Saturday, November 16, 2013

The BIG Picture

Sometimes it is good to step back so you can see the forest instead of the trees.  When you track your portfolio daily (as I do and admittedly there is little value in doing so); it is easy to get lost in the trees.  I created a chart of the S&P 500 going back to 1995.  There are really three major bull markets since then and 2 major bear markets.  Take a gander:

Pretty interesting, don't you think.  Look at the duration of the bull markets.  The first one went from 1995 to June 2000.  So 5 1/2 years.  In reality it was longer as it went up steadily, though not steeply from 1990 to 1995 as well.  The second one went from March of 2003 (right after the shock and awe in Iran) until September 2007.  So a bit more than 4 years.  The current one began in March 2009 and is still intact, so a bit more than 4 1/2 years.  I am not sure where I am going with this.  I guess one point is that if we do hit a bear market, there is likely not a big rush to get back in.  But you do not need to time the exact bottom to be ok. Nor to you need to sell at the exact top.

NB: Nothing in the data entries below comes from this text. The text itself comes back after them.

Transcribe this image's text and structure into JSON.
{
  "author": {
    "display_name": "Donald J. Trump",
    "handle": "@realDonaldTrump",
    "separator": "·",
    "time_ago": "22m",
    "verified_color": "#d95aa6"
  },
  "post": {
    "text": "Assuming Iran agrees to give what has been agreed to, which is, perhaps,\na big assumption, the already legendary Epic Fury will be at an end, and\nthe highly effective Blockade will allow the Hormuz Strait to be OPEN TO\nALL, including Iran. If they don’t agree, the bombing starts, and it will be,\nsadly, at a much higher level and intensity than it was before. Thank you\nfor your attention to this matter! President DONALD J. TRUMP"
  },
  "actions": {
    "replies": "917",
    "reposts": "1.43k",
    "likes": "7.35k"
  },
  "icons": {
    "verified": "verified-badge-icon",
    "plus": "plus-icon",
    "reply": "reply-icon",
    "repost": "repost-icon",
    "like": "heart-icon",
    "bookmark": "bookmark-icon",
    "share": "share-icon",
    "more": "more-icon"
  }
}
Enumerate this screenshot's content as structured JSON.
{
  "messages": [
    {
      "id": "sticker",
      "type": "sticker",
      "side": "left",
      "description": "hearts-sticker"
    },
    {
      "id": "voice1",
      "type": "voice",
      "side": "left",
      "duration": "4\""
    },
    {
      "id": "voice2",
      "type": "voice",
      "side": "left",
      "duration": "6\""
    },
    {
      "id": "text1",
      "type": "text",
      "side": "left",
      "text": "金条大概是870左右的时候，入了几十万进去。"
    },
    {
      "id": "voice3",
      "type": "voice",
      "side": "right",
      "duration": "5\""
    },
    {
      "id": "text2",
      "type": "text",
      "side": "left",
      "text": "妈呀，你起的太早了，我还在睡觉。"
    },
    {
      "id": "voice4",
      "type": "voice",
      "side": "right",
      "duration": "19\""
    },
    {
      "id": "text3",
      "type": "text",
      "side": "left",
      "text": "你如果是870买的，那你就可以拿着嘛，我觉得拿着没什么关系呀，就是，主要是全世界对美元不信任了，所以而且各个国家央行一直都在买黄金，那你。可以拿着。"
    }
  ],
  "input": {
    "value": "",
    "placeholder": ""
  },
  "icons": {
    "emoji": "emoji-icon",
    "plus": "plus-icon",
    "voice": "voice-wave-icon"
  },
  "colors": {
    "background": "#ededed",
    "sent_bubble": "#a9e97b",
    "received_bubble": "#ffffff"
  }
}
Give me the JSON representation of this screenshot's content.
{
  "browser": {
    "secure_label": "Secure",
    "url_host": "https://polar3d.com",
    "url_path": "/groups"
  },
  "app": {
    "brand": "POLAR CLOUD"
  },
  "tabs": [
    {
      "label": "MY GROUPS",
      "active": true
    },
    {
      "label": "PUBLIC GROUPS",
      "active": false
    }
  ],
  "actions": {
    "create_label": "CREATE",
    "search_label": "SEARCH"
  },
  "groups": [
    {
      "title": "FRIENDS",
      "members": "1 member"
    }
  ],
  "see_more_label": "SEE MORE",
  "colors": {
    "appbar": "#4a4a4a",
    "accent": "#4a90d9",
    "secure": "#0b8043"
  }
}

Even if I was pretty sure we were about to get into a bear market, I am not 100% sure what I would do.  I suppose the primary options are (1) to go to a larger cash position, (2) try some form of hedging, either shorts or puts or (3) stay invested, but go with the most defensive names.

I'd suggest in the 2007-09 bear market, there were not a lot of safe havens.  I seem to recall the 2000-03 bear market being much worse in technology names while some old economy stocks fared okay.

I have created a "Bear Flag Table".  I am not really sure if it will work, but here are the factors:

50 Day EMA 200 Day EMA Difference
MDY 50 EMA MDY 200 EMA            Difference
                232.15                    222.29 4.4%
SPY 50 EMA SPY 200 EMA            Difference
                173.39                    167.71 3.4%
IWV 50 EMA IWV 200 EMA             Difference
                104.10                    100.21 3.9%

When the difference becomes negative, that will raise a bear flag.  My theory is that the smaller stocks will raise the indicator first, that is why I have the MDY and IWV there.  I have looked in the past and this approach seems to correlate pretty closely with the table above.

It turned bear in mid 2000.  It became bull again in late 2003.  It went bear again right at start of 2008. Finally it went bull again late in 2009.  So actually pretty good.